Both pilots were successfully rescued. Some critics mocked Trump for presuming that Iranians would not know that the two-seat F-15 is crewed by multiple pilots.
Since early in his first administration, Trump has discussed jailing journalists and political foes who leak or refuse to say who disclosed information. The president has also long denigrated journalists as the "fake news media" and the "enemy of the people," sowing distrust of an entire profession that culminated in physical attacks on reporters during the January 6, 2021 Capitol insurrection.
Trump's threat comes as the president said he is "considering blowing everything up” in Iran if the country's leaders don't reopen the Strait of Hormuz by Tuesday night. This, after Trump said during a nationally televised address last week that he would bomb Iran "back to the Stone Ages" if the vital waterway is not reopened.

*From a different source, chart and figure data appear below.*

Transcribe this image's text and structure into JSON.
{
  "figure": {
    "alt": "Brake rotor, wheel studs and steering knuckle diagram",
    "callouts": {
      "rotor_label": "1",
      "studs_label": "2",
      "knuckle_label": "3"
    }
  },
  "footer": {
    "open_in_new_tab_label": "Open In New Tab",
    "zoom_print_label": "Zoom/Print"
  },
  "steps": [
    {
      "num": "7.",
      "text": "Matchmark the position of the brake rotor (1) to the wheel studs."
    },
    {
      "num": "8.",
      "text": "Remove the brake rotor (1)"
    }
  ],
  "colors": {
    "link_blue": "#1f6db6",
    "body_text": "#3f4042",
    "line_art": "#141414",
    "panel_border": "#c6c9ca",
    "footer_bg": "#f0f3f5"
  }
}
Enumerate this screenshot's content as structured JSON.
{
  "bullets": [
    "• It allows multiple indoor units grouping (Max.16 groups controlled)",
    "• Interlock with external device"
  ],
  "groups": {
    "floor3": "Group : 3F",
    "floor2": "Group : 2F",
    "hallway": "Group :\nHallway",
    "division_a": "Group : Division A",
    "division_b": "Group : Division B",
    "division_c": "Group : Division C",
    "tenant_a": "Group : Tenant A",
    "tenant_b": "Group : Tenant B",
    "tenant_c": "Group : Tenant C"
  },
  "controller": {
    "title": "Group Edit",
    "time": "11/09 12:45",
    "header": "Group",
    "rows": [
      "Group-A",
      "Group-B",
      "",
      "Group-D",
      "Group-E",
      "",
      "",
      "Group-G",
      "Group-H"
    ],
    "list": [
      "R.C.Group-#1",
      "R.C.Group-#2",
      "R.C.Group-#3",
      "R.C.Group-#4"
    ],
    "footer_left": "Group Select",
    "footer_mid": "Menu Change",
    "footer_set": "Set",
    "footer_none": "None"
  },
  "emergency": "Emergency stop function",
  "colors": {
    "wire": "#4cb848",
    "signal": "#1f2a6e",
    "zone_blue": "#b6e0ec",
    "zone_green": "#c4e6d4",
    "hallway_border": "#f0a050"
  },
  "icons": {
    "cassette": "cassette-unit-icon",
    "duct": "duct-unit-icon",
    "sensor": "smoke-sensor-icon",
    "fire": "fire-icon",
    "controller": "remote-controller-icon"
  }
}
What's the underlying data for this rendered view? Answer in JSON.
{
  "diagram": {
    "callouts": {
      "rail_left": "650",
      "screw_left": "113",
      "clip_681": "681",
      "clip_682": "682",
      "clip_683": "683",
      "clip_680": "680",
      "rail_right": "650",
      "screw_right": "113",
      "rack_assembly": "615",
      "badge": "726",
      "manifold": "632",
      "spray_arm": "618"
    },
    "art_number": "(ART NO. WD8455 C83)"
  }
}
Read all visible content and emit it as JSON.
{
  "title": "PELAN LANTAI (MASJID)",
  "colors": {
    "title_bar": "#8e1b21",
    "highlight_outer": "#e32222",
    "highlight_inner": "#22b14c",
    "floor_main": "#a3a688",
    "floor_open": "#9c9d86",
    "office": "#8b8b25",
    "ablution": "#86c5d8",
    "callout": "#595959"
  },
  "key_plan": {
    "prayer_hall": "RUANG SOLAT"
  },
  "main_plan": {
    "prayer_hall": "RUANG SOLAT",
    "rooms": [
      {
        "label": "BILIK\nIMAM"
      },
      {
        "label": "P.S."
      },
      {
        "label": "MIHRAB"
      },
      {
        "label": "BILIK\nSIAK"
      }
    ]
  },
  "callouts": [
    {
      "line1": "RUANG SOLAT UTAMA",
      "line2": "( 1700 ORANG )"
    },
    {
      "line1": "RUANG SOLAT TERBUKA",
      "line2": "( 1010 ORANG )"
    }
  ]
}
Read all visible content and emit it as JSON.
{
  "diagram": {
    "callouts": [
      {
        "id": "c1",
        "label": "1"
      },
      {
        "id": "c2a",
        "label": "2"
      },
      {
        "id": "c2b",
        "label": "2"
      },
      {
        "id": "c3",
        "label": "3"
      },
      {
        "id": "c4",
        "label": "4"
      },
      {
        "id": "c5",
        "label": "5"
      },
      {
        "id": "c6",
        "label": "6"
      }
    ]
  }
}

Responding to the president's remarks, Freedom of the Press Foundation advocacy chief Seth Stern said that “Donald Trump has long harbored bizarre fantasies about having journalists arrested and even sexually assaulted in prison for refusing to burn their sources."
"But journalists don’t work for the government and their right to publish government leaks is protected by the First Amendment which, despite Trump’s efforts, remains the law of the land," he continued. "It does not disappear whenever the words 'national security' are uttered. To the extent that the government is allowed to withhold information, it’s up to the government to keep its secrets, not journalists."
“Confidential sources are the lifeblood of investigative journalism," Stern contended. "Sources who come forward at great personal risk won’t do so if they don’t trust that their identities won’t be revealed, as Trump knows well from his days impersonating publicists to brag about himself to reporters."
"Some of the most important news stories in American history have come from confidential sources, including stories that have brought down corrupt presidents," he added. "That’s why Trump is so obsessed with leaks. It has nothing to do with national security."